Chronic pain affects more than 20% of adults in the United States and is associated with substantial physical, mental, and social burden. Clinical text contains rich information about chronic pain, but no systematic appraisal has been performed to assess the electronic health record (EHR) narratives for these patients. A formal content analysis of the unstructured EHR data can inform clinical practice and research in chronic pain.
We characterized individual episodes of chronic pain by annotating and analyzing EHR notes for a stratified cohort of adults with known chronic pain.

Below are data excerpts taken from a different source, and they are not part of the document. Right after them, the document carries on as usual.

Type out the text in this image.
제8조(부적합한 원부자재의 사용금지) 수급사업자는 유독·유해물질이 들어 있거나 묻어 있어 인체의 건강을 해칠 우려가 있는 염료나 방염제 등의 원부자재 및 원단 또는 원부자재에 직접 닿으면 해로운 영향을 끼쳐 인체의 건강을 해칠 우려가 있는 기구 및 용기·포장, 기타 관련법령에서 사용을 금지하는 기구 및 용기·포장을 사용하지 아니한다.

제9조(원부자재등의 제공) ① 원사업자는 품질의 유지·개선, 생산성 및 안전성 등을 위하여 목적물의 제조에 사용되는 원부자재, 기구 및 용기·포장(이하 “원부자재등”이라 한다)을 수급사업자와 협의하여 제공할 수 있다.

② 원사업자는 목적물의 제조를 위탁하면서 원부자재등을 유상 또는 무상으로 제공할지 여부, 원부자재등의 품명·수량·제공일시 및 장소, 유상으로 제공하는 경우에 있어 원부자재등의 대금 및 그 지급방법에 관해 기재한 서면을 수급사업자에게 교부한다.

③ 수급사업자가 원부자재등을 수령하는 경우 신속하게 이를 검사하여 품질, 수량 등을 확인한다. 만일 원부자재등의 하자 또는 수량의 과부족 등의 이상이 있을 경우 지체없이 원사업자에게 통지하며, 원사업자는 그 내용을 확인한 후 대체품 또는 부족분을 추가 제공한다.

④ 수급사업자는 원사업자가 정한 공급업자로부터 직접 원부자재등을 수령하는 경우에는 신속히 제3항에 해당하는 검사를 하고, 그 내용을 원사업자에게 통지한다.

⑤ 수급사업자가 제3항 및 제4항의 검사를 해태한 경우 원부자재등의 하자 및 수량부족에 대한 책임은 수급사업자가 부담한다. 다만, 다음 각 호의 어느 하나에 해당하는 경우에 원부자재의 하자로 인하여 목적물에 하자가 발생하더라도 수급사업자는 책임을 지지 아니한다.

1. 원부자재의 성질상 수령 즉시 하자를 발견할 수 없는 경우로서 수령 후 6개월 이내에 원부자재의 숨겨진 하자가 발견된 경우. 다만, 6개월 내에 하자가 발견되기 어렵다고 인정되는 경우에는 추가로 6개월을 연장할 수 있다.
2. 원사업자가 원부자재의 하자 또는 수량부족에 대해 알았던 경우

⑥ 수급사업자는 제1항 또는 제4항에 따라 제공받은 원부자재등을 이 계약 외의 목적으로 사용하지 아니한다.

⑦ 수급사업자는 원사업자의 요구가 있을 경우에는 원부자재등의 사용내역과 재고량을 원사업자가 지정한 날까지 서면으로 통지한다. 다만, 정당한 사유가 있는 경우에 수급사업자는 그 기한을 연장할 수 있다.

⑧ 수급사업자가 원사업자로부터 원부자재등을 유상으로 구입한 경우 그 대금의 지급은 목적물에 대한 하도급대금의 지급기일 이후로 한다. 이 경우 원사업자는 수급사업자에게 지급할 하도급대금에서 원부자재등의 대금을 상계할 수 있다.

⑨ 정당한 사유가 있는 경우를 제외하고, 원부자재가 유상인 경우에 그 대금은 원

We used the Rochester Epidemiology Project (REP) infrastructure to screen all residents of Olmsted County, Minnesota for evidence of chronic pain, between 1/1/2005 and 9/30/2015. Diagnosis codes were used to assemble a cohort of 6,586 chronic pain patients; people with cancer were excluded. The records of an age- and sex-stratified random sample of 62 patients from the cohort were annotated using an iteratively developed guideline. The annotated concepts included date, location, severity, causes, effects to life, diagnostic procedures, medications, and other treatment modalities.
A total of 94 chronic pain episodes from 62 distinct patients were identified by reviewing 3,272 clinical notes. Documentation was written by clinicians across a wide spectrum of specialties. Most patients (65%; n=40) had one pain episode during the study period. Inter-annotator agreement ranged from 0.78 to 1.00 across the annotated concepts. Some pain-related concepts (e.g., body location) had 100% coverage among all the episodes, while others had moderate coverage (e.g., effects to life, 59%). Back pain and leg pain were the most common types of chronic pain in the annotated cohort. Musculoskeletal issues like arthritis were annotated as the most common causes. Opioids were the most commonly captured medication, while physical/occupational therapies were the most common non-pharmaceutical treatments.
We have systematically annotated chronic pain episodes in clinical text. The rich content analysis results revealed complexity of the chronic pain episodes and of the management, as well as the challenges in extracting pertinent information even for humans. Despite the pilot nature of the work, the annotation guideline and corpus should be able to serve as informative references for other institutions with shared interest in chronic pain research using the EHR.